Sistem bu. Bunu uygulayanlara da değinmek gerek. Örneğin Caner. Geldiği ilk sezon blogda ondan sol kanattaki Gökhan olmasını beklediğimi yazmıştım. Bu sezon Ersun Yanal'la başardı bunu. Müthiş bir sol bek performansı çıkarıyor. Karşı kanatta Gökhan da diğer taraftan tahrip ediyor rakibi. Buna çare olarak, açıklarını beke çekmek zorunda kalıp 6'lı defans yapan rakipler (Galatasaray) oldu mesela. 
Forvetteki oyuncuların skor katkısı müthiş. Buna mutlaka orta saha oyuncularının da eklenmesi gerek. Raul, Baroni, Emre, Topal, Topuz, Selçuk, Salih ve Alper'in skora doğrudan veya dolaylı katkıları yeterli değil. Attıkları gol sayısı 7. Yeterli değil zira 3 tanesi de penaltıdan. Aynı şekilde Caner dışında defansın durumu da aynı, hatta daha kötü. Ersun Yanal'ın beklentisinin de bu olduğunu tahmin ediyorum.

Skor dağılımına bakınca, ilk onbirin sürekli oyuncularından Gökhan ve Raul'un gol atmadıklarını görüyoruz. Raul'un ligde uzun süreli eksikliğini, Gökhan'ın da asistlerini unutmamalı.

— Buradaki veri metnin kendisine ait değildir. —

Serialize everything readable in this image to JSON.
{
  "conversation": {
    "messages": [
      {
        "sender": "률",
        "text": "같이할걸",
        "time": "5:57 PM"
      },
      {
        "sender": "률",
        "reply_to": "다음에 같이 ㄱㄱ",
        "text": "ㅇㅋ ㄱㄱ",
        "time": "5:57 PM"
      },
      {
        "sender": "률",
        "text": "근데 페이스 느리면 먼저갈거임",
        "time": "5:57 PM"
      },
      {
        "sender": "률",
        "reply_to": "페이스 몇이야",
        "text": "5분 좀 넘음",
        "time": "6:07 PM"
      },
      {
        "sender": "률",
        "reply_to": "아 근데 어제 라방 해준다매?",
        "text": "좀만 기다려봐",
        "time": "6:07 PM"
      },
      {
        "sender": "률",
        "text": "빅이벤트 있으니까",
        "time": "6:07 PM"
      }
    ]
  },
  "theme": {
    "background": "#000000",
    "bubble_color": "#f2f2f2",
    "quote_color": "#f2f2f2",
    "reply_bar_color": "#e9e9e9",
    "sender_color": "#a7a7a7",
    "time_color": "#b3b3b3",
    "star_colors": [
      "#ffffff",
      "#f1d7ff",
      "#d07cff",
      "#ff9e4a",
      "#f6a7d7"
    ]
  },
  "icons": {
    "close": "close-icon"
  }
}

Bu bilgilere ilk yarının en çok kazanan, en çok gol atan, en az kaybeden, hem iç saha hem deplasmanda en başarılı olan, topa en çok sahip olan, hücum bölgesinde topla en çok oynayan, en çok şut atan takımı olduğumuzu ekleyelim.

Hep iyiden bahsettim. Nitekim oynadığımız keyifli oyun kadar, medyanın ve rakiplerin biraz da çaresizlikten doğan övgüleri de mest ediyor beni. Ama olumsuzlukları da eklemek gerek.

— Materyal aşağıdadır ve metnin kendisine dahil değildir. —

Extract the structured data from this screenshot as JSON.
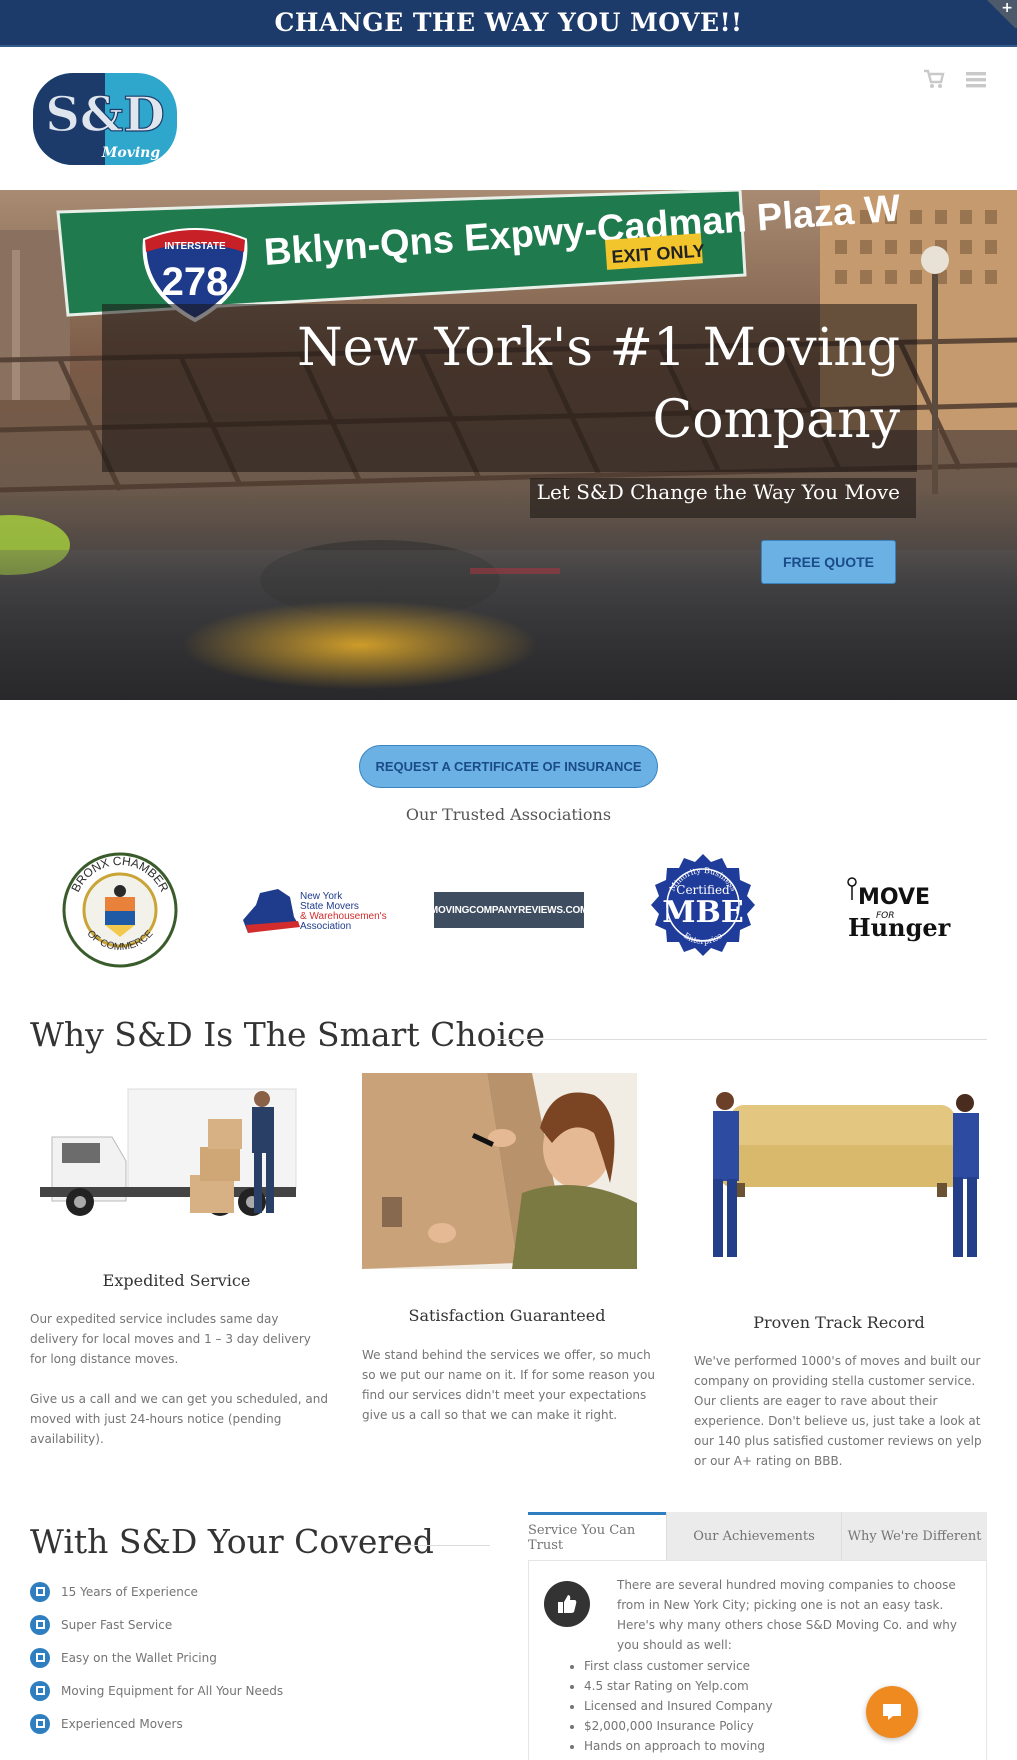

Alves'in gereksiz sertlikleri, Caner'in müthiş performansına rağmen bazen hala saatli bomba rolünü oynaması, Emenike'nin vurdumduymaz hareketleri, Sow'un takımın hızını kesen hareketleri, Egemen'in artan katkısına rağmen kademe ve hamle yanlışları göze batmayan sorunlar, büyümemeli.

Yoluna sadece ligde devam eden avantajlı takım yaftasının üzerine yapıştırılarak hem rakibin başarısızlığını örtmek hem de bizim başarımızı küçümsemek, gölgelemek isteyenlere dikkat, kanmayın.

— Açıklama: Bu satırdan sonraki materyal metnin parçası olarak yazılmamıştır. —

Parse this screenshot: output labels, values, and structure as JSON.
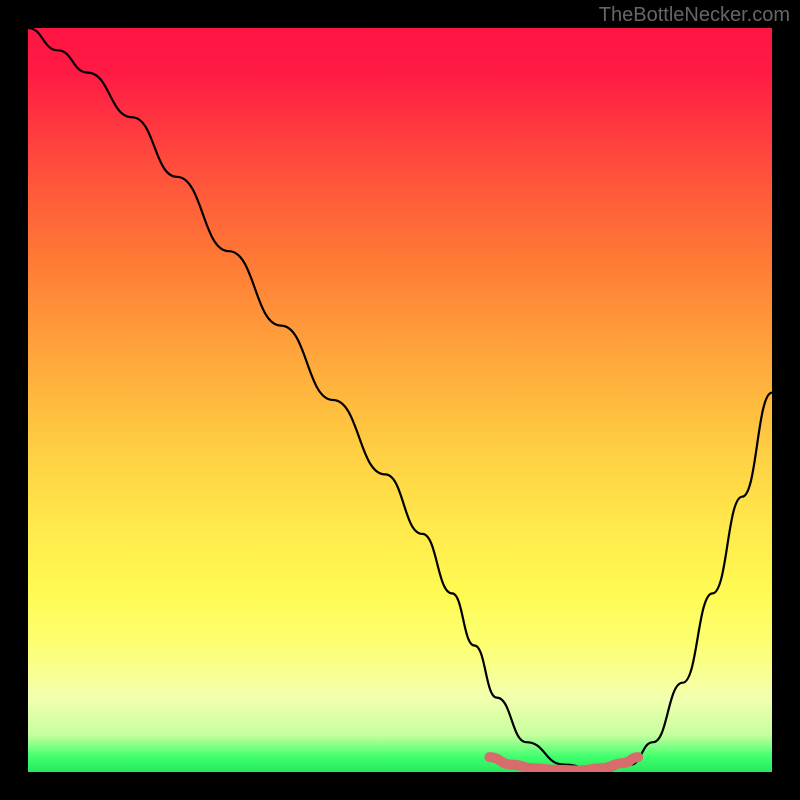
{
  "watermark": "TheBottleNecker.com",
  "chart_data": {
    "type": "line",
    "title": "",
    "xlabel": "",
    "ylabel": "",
    "xlim": [
      0,
      100
    ],
    "ylim": [
      0,
      100
    ],
    "series": [
      {
        "name": "curve",
        "x": [
          0,
          4,
          8,
          14,
          20,
          27,
          34,
          41,
          48,
          53,
          57,
          60,
          63,
          67,
          72,
          77,
          81,
          84,
          88,
          92,
          96,
          100
        ],
        "y": [
          100,
          97,
          94,
          88,
          80,
          70,
          60,
          50,
          40,
          32,
          24,
          17,
          10,
          4,
          1,
          0,
          1,
          4,
          12,
          24,
          37,
          51
        ]
      },
      {
        "name": "highlight",
        "x": [
          62,
          65,
          68,
          71,
          74,
          77,
          80,
          82
        ],
        "y": [
          2,
          1,
          0.5,
          0.3,
          0.2,
          0.5,
          1.2,
          2
        ]
      }
    ],
    "gradient_note": "background encodes magnitude: red=high, green=low"
  }
}
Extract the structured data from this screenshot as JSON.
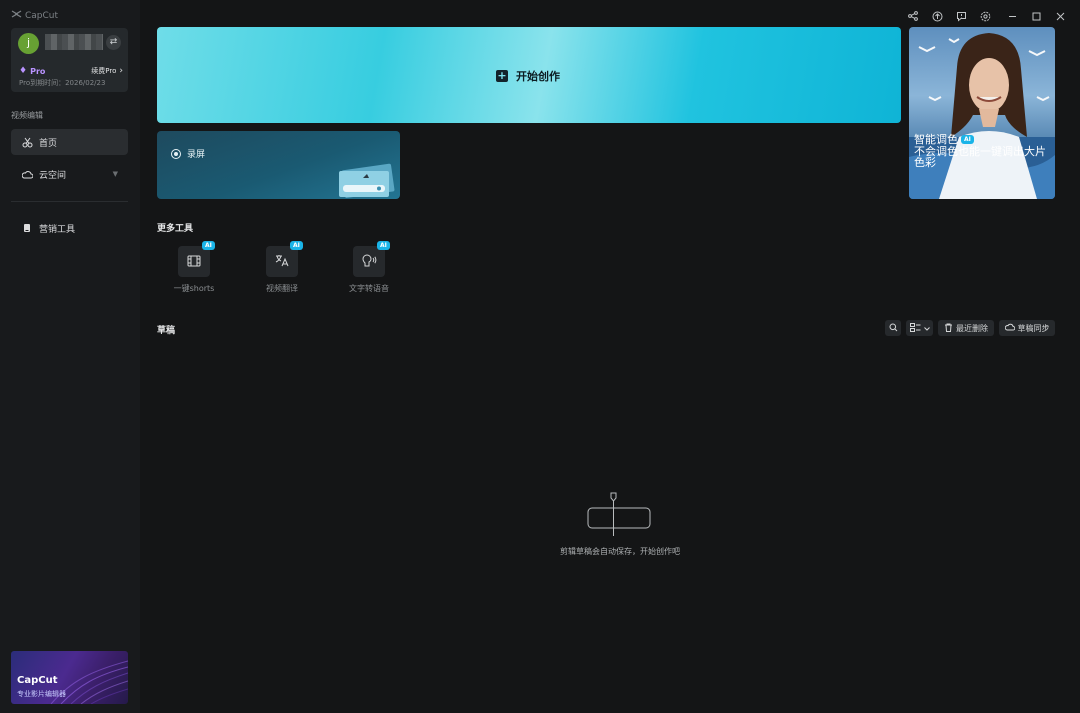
{
  "app": {
    "name": "CapCut"
  },
  "user": {
    "avatar_letter": "j",
    "plan": "Pro",
    "renew_label": "续费Pro",
    "expiry": "Pro到期时间：2026/02/23"
  },
  "sidebar": {
    "section_label": "视频编辑",
    "items": [
      {
        "label": "首页",
        "icon": "scissors-icon",
        "active": true
      },
      {
        "label": "云空间",
        "icon": "cloud-icon",
        "active": false
      },
      {
        "label": "营销工具",
        "icon": "tablet-icon",
        "active": false
      }
    ],
    "promo": {
      "title": "CapCut",
      "subtitle": "专业影片编辑器"
    }
  },
  "hero": {
    "button_label": "开始创作"
  },
  "side_card": {
    "title": "智能调色",
    "badge": "AI",
    "description": "不会调色也能一键调出大片色彩"
  },
  "record_card": {
    "label": "录屏"
  },
  "more_tools": {
    "title": "更多工具",
    "items": [
      {
        "label": "一键shorts",
        "badge": "AI",
        "icon": "film-icon"
      },
      {
        "label": "视频翻译",
        "badge": "AI",
        "icon": "translate-icon"
      },
      {
        "label": "文字转语音",
        "badge": "AI",
        "icon": "speech-icon"
      }
    ]
  },
  "drafts": {
    "title": "草稿",
    "recent_deleted": "最近删除",
    "sync": "草稿同步",
    "empty_message": "剪辑草稿会自动保存，开始创作吧"
  },
  "colors": {
    "accent": "#1ab4e8",
    "hero_start": "#6fdde8",
    "hero_end": "#0fb4d6",
    "pro": "#b993ff",
    "avatar": "#67a133"
  }
}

Ligin ikinci yarısında ne olacak? İlk hafta önemli. İçeride alınacak muhtemel bir Konyaspor galibiyeti ve Galatasaray'ın muhtemel puan kaybı puan farkını 10'a kadar yükseltebilir. Bu durumda lig için işimiz biraz daha kolaylaşacak. Fikstür dezavantajı dediklerine bakmayın. Şu anda 2 yenilgi veya 1 yenilgi 2 beraberlik lüksümüz var. Avantaj bizde.

Bize düşen de ilk yarıda olduğu gibi büyük destek vermek olacak. Sonrası kolay.